Die Milch der Kühe kann täglich frisch im Selbstbedienungs-Hofladen gezapft werden. Der 240-Hektar-Biobetrieb verzichtet seit fast 30 Jahren vollkommen auf Pestizide und mineralische Dünger bei der Bewirtschaftung des Grünlandes und der Getreideflächen, sondern wirtschaftet nach dem ökologischen Kreislauf – Futter und Dünger kommen aus dem eigenen Betrieb.

Neben den Milchkühen gehört auch noch eine Herde Galloway-Rinder zum Betrieb. Das Fleisch der Rinder vermarkten Kohls selbst.

Milchqualität hängt vom Futter ab

Mit dem Selbstbedienungs-Hofladen in der Ortsmitte gleich hinter dem Hof ist für die Landwirtsfamilie Kohl vor ein paar Monaten ein lang gehegter Wunsch in Erfüllung gegangen: Das eigene Produkt direkt dem Verbraucher anbieten zu können. 
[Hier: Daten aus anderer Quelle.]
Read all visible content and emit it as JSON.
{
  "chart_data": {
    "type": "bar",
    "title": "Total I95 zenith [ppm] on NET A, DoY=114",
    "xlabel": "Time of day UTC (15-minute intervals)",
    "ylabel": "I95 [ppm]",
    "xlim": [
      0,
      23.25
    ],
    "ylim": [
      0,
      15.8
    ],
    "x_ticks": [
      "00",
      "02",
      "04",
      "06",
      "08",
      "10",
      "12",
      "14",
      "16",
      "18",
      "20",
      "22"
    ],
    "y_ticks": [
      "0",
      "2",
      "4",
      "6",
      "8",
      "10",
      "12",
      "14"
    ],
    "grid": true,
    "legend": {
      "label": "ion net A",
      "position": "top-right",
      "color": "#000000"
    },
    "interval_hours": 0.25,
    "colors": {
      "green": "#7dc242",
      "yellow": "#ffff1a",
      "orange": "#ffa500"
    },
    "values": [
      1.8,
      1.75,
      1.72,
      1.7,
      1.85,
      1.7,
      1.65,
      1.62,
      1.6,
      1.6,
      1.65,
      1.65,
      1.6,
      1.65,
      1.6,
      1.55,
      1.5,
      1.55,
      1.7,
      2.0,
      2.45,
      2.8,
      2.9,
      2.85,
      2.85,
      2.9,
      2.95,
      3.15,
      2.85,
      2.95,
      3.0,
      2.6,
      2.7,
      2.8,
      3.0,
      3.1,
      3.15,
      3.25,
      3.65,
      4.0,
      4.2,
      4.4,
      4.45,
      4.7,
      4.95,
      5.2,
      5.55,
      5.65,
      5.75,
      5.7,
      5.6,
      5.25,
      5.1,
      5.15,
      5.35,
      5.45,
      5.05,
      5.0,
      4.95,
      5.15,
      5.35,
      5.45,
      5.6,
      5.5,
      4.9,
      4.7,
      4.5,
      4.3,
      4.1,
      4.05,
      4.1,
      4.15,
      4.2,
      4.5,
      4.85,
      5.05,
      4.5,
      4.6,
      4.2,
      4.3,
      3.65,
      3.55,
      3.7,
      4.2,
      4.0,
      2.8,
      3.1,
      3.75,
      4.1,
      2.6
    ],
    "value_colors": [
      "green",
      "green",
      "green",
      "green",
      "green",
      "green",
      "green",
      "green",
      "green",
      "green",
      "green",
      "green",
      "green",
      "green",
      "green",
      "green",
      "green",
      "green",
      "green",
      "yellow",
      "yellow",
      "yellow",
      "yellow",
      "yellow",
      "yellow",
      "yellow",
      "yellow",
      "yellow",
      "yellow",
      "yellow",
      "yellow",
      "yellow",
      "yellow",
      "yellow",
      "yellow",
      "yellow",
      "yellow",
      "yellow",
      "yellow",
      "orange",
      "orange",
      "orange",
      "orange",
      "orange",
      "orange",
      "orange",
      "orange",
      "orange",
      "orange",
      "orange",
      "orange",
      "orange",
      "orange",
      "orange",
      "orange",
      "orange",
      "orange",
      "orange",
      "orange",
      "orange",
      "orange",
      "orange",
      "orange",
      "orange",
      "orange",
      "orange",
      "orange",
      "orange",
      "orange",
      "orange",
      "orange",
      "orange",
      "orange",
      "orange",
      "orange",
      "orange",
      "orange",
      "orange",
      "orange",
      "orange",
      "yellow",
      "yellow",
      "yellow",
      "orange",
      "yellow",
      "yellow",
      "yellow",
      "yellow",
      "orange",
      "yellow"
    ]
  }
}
Und das kommt bei den Kunden gut an. „Es ist wunderbar. Die Milch ist frisch und schmeckt sehr gut – so wie ich es aus meiner Kindheit kenne“, sagt Viktoria Sandrock (Gilserberg), die sich gerade im Selbstbedienungsladen Milch abzapft. Neben der eigenen Milch gibt es hier aus Automaten auch andere regionale und biologische Produkte wie Wurst, Käse, Kaffee und Eier zu kaufen. Und das rund um die Uhr.

Katharina Schmidt zeigt die frische Biomilch, die es im Selbstbedienungs-Hofladen zu kaufen gibt.

 

Die Milch wird täglich frisch mit einer 50-Liter-Kanne zu dem Frischmilchautomaten transportiert. Jeden zweiten Tag holt auch ein großes Milchauto der BMI (Beste Milch Idee), ein Bio-Lieferant der Bayrischen Milchindustrie, bei Kohls den Großteil der Milch ab. „Man kann anhand der Milch feststellen, was eine Kuh gefressen hat – und dies hat auch Auswirkungen auf die Milch“, sagt Lucas Kohl, selbst Agrarwissenschaftler. 

So sei nach einer Studie der Universität Kassel der Gehalt an gesunden Omega-3-Fettsäuren und konjugierter Linolsäure (CLA) bei Milch von Kühen höher, die statt Mais- und Grassilage frisches Gras und Heu fressen.